Telepresence: Seeing is believing
By Steve Mollman
April 17, 2008
Business travel sucks. It sucks energy, it sucks time, and mostly it just sucks. We're stuck with it because nothing beats a physical presence.
Telepresence, though, comes close. That's why increasingly global companies — and also environmentalists — are hopping aboard.
Telepresence is like video-conferencing on steroids. Specially modified conference rooms equipped with high-quality audio, video and networking technology become meeting places for teams divided between Boston and Bangalore.
The leap in quality from standard videoconferencing is hard to convey and needs to be experienced, but to get an idea, check out a plug for a Cisco telepresence system on the TV show "24".
Unfortunately TV-land is the closest you're likely get to telepresence unless your company buys a system, which can cost hundreds of thousands of dollars — main telepresence vendors include Teliris, Hewlett-Packard, Tandberg, Cisco and Polycom.
That kind of price only makes economic sense if you're a large corporation already losing significant productivity and money to business flights. But if you are such a company, telepresence can be a beautiful thing.
Quality varies, of course, but at its best telepresence creates an illusion of sitting across the same table that is surprisingly effective — the positioning of furniture and even the wall color are carefully selected.
Participants forget about the technology — which they generally don't have to muck with at all — and become immersed in meetings that can go on for hours. Body language is easily read and even eye contact can be maintained, though on some systems better than others.
This helps explain why telepresence systems get significantly more usage than videoconferencing ones. Typical usage rates for the former are 77.4 hours per month, compared to 10 hours for the latter, according to Wainhouse Research, which specializes in videoconferencing and unified communications market research.
And it's mid-level executives, not just VIPs, who regularly use the systems. It's not uncommon for a company to have dozens of telepresence suites being used 20 to 25 hours per week.
That means less flying around — good for the environment — but companies are buying the systems primarily for a different reason: productivity gains.
"They are speeding time to market for new products because design and marketing teams scattered across the globe can work together more easily and more frequently," notes David Molony, a principal analyst with consulting and research firm Ovum.
Telepresence is also, he adds, being used as a sales tool for high-level contract meetings.
Says Molony: "There's no excuse for enterprises not to have these because they fit with global growth strategy, improved working practice, carbon reduction programs, etc — and the business case is demonstrable."
And more telecommunications companies are beginning to offer telepresence within integrated service packages, he notes. BT for instance is now offering managed telepresence as part of its Unified Communications and Collaboration package.
"So if you've got global network, now you can get telepresence on that deal," he says.
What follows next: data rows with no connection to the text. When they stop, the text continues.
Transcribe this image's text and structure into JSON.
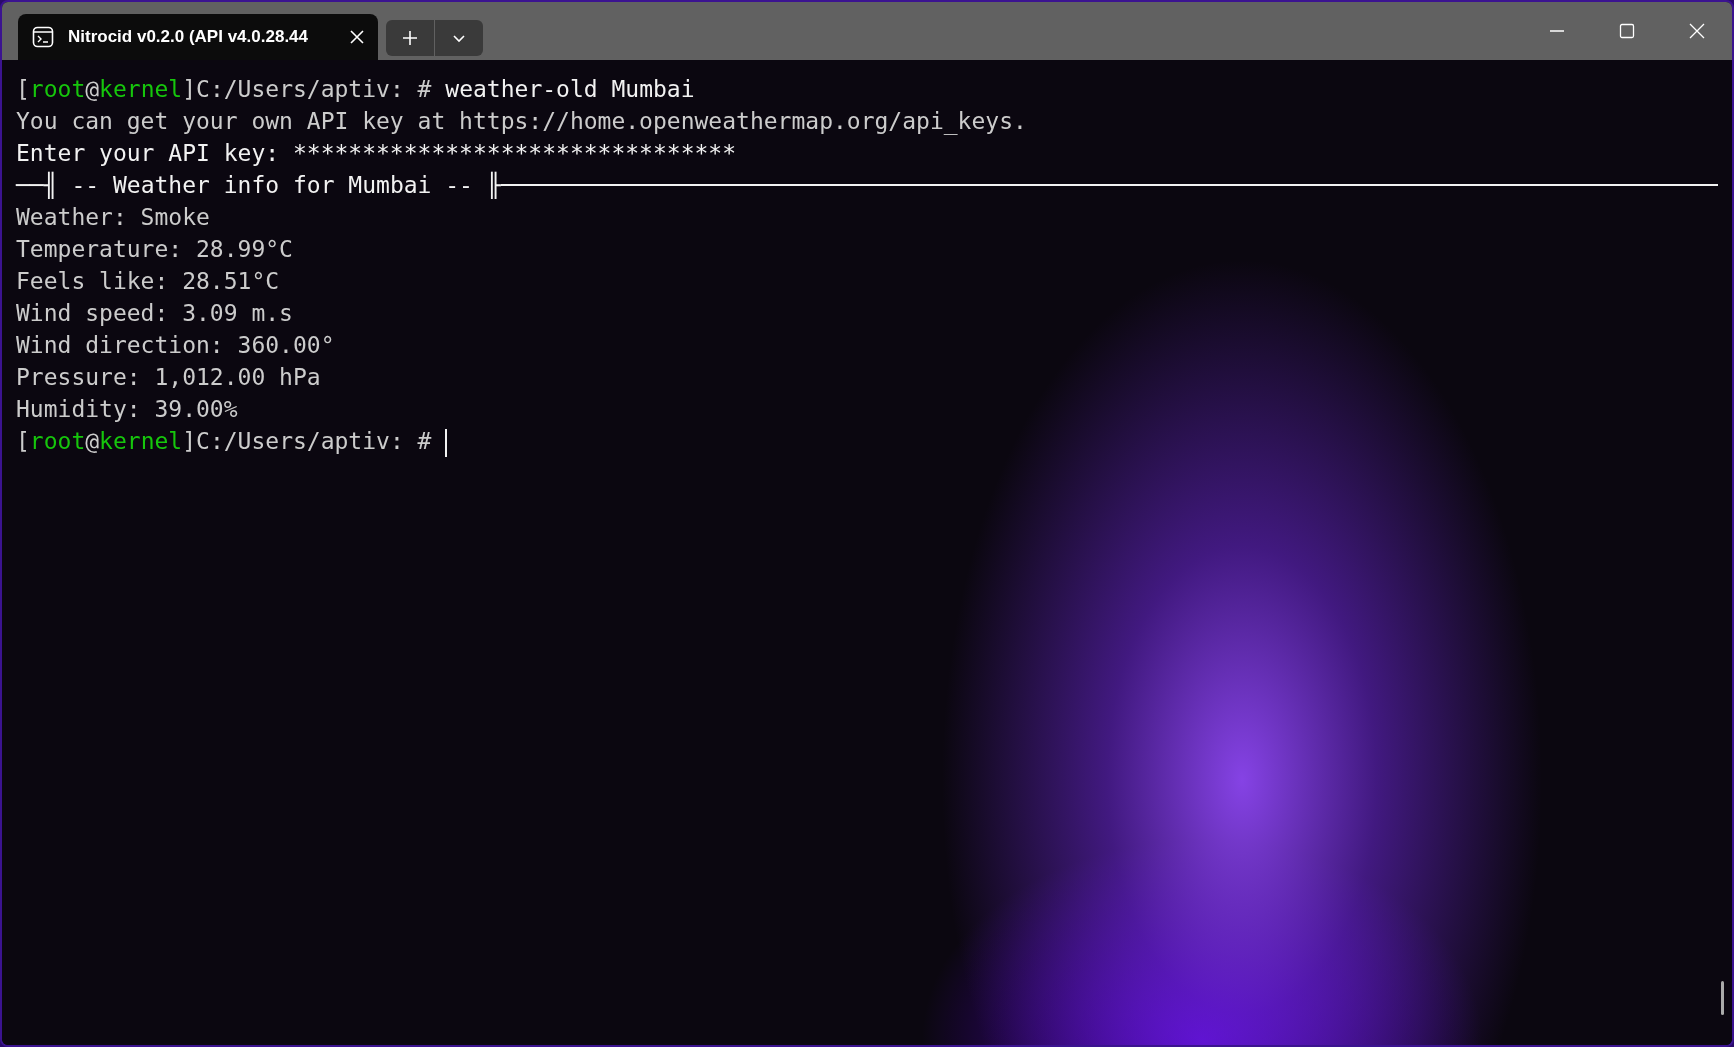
{
  "window": {
    "tab": {
      "title": "Nitrocid v0.2.0 (API v4.0.28.44",
      "selected": true
    }
  },
  "terminal": {
    "lines": [
      {
        "kind": "prompt",
        "segments": [
          {
            "text": "[",
            "color": "#cccccc"
          },
          {
            "text": "root",
            "color": "#16c60c"
          },
          {
            "text": "@",
            "color": "#cccccc"
          },
          {
            "text": "kernel",
            "color": "#16c60c"
          },
          {
            "text": "]C:/Users/aptiv: # ",
            "color": "#cccccc"
          },
          {
            "text": "weather-old Mumbai",
            "color": "#f2f2f2"
          }
        ],
        "cursor": false
      },
      {
        "kind": "text",
        "text": "You can get your own API key at https://home.openweathermap.org/api_keys.",
        "bright": false
      },
      {
        "kind": "text",
        "text": "Enter your API key: ********************************",
        "bright": true
      },
      {
        "kind": "header",
        "left": "──╢",
        "title": " -- Weather info for Mumbai -- ",
        "right": "╟"
      },
      {
        "kind": "text",
        "text": "Weather: Smoke",
        "bright": false
      },
      {
        "kind": "text",
        "text": "Temperature: 28.99°C",
        "bright": false
      },
      {
        "kind": "text",
        "text": "Feels like: 28.51°C",
        "bright": false
      },
      {
        "kind": "text",
        "text": "Wind speed: 3.09 m.s",
        "bright": false
      },
      {
        "kind": "text",
        "text": "Wind direction: 360.00°",
        "bright": false
      },
      {
        "kind": "text",
        "text": "Pressure: 1,012.00 hPa",
        "bright": false
      },
      {
        "kind": "text",
        "text": "Humidity: 39.00%",
        "bright": false
      },
      {
        "kind": "prompt",
        "segments": [
          {
            "text": "[",
            "color": "#cccccc"
          },
          {
            "text": "root",
            "color": "#16c60c"
          },
          {
            "text": "@",
            "color": "#cccccc"
          },
          {
            "text": "kernel",
            "color": "#16c60c"
          },
          {
            "text": "]C:/Users/aptiv: # ",
            "color": "#cccccc"
          }
        ],
        "cursor": true
      }
    ]
  }
}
Environmentally-friendly and cost-saving
Environmentalists have taken note of telepresence, too. Peter Lockley, head of transport at the WWF-UK, says his organization is preparing an outreach campaign that will encourage businesses to adopt telepresence systems and reduce the amount of flying they do.
The campaign, he says, will be "pointing to case studies where businesses who are heavy users of flights have actually made a return on investment in 12 months or so because of all the various things they're saving on — not just flights, but hotels, expenses, insurance and so on."
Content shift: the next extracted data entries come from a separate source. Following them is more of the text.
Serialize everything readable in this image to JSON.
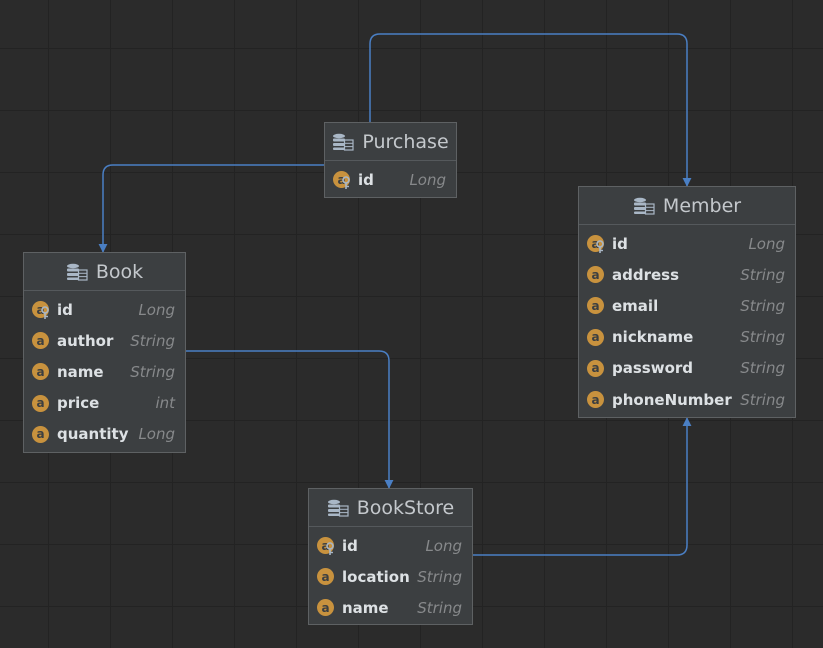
{
  "colors": {
    "canvas": "#2b2b2b",
    "grid": "#232323",
    "entity_bg": "#3c3f41",
    "field_badge": "#c8923e",
    "connector": "#4a7fc4"
  },
  "entities": {
    "purchase": {
      "name": "Purchase",
      "fields": [
        {
          "badge": "a",
          "name": "id",
          "type": "Long",
          "primary_key": true
        }
      ]
    },
    "member": {
      "name": "Member",
      "fields": [
        {
          "badge": "a",
          "name": "id",
          "type": "Long",
          "primary_key": true
        },
        {
          "badge": "a",
          "name": "address",
          "type": "String"
        },
        {
          "badge": "a",
          "name": "email",
          "type": "String"
        },
        {
          "badge": "a",
          "name": "nickname",
          "type": "String"
        },
        {
          "badge": "a",
          "name": "password",
          "type": "String"
        },
        {
          "badge": "a",
          "name": "phoneNumber",
          "type": "String"
        }
      ]
    },
    "book": {
      "name": "Book",
      "fields": [
        {
          "badge": "a",
          "name": "id",
          "type": "Long",
          "primary_key": true
        },
        {
          "badge": "a",
          "name": "author",
          "type": "String"
        },
        {
          "badge": "a",
          "name": "name",
          "type": "String"
        },
        {
          "badge": "a",
          "name": "price",
          "type": "int"
        },
        {
          "badge": "a",
          "name": "quantity",
          "type": "Long"
        }
      ]
    },
    "bookstore": {
      "name": "BookStore",
      "fields": [
        {
          "badge": "a",
          "name": "id",
          "type": "Long",
          "primary_key": true
        },
        {
          "badge": "a",
          "name": "location",
          "type": "String"
        },
        {
          "badge": "a",
          "name": "name",
          "type": "String"
        }
      ]
    }
  },
  "relations": [
    {
      "from": "purchase",
      "to": "member",
      "arrows": "both"
    },
    {
      "from": "purchase",
      "to": "book",
      "arrows": "both"
    },
    {
      "from": "book",
      "to": "bookstore",
      "arrows": "both"
    },
    {
      "from": "bookstore",
      "to": "member",
      "arrows": "to"
    }
  ]
}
And that's not including the productivity gains, he adds. His group is also lobbying the UK government to include telepresence in an existing tax-write-off scheme designed to encourage energy savings.
Of course even if you don't get on that plane, the flight will likely proceed anyway and still pollute the skies.
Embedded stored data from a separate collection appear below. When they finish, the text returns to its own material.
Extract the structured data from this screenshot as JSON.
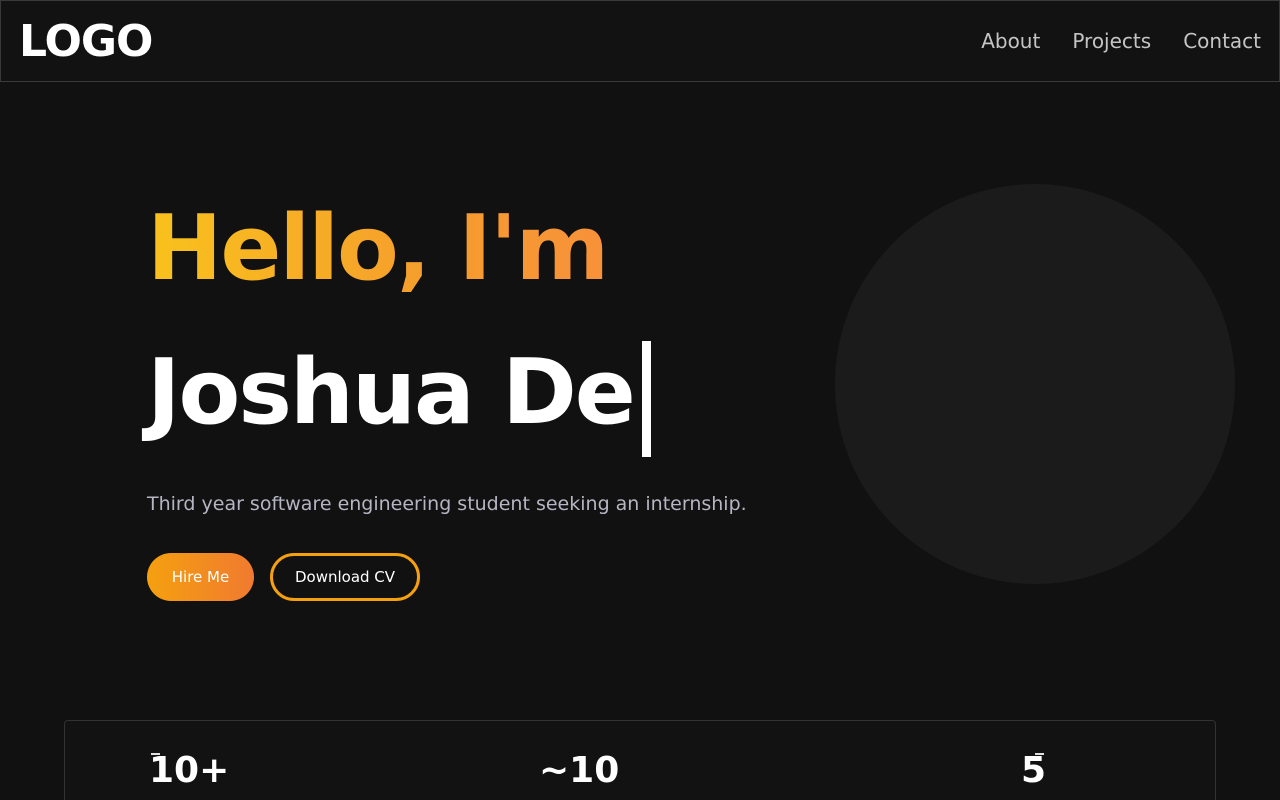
{
  "nav": {
    "logo": "LOGO",
    "links": [
      "About",
      "Projects",
      "Contact"
    ]
  },
  "hero": {
    "greeting": "Hello, I'm",
    "name": "Joshua De",
    "tagline": "Third year software engineering student seeking an internship.",
    "primary_button": "Hire Me",
    "secondary_button": "Download CV"
  },
  "stats": [
    {
      "value": "10+"
    },
    {
      "value": "~10"
    },
    {
      "value": "5"
    }
  ],
  "colors": {
    "background": "#111111",
    "accent_start": "#f9c21c",
    "accent_end": "#f07a30",
    "text_muted": "#b5b5c3"
  }
}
"But over time if more people choose not to fly, then the number of flights will reduce compared to what would otherwise have been the case," notes Bill Sneyd, director of advisory services for The Carbon Neutral Company, which helps firms measure and reduce their carbon footprint.
Plus, "if companies reduce the number of flights that their staff take, then the emissions that they report associated with their air travel will be lower" — under the Greenhouse Gas Protocol Initiative, for example.
There are hurdles to telepresence being widely adopted, and the market is still in its "early growth" phase, says research firm Frost & Sullivan.
The firm recently completed a report on the Asia Pacific region and found the biggest restraint on telepresence is the cost and availability of high-quality bandwidth.
Second was the large upfront investment needed — don't expect telepresence systems to sweep through Laos anytime soon.
But in that region and globally the firm projects strong growth for telepresence. The firm foresees global revenues topping $700 million in 2014, up from just shy of $110 million last year.
A key challenge for vendors is getting people to stop associating the shortcomings of videoconferencing — like a jerky picture, delayed sound or complicated controls — with telepresence.
"If you look at the reasons that people give for not wanting to invest," notes Lockley at the WWF-UK, "they are all linked to the older generation of technology. They're all complaints swept aside by telepresence systems."
Seeing is believing, so demos are a big part of the vendors' marketing efforts, he notes. A demo converted him, too.
"I was really bowled over by experiencing it," he says.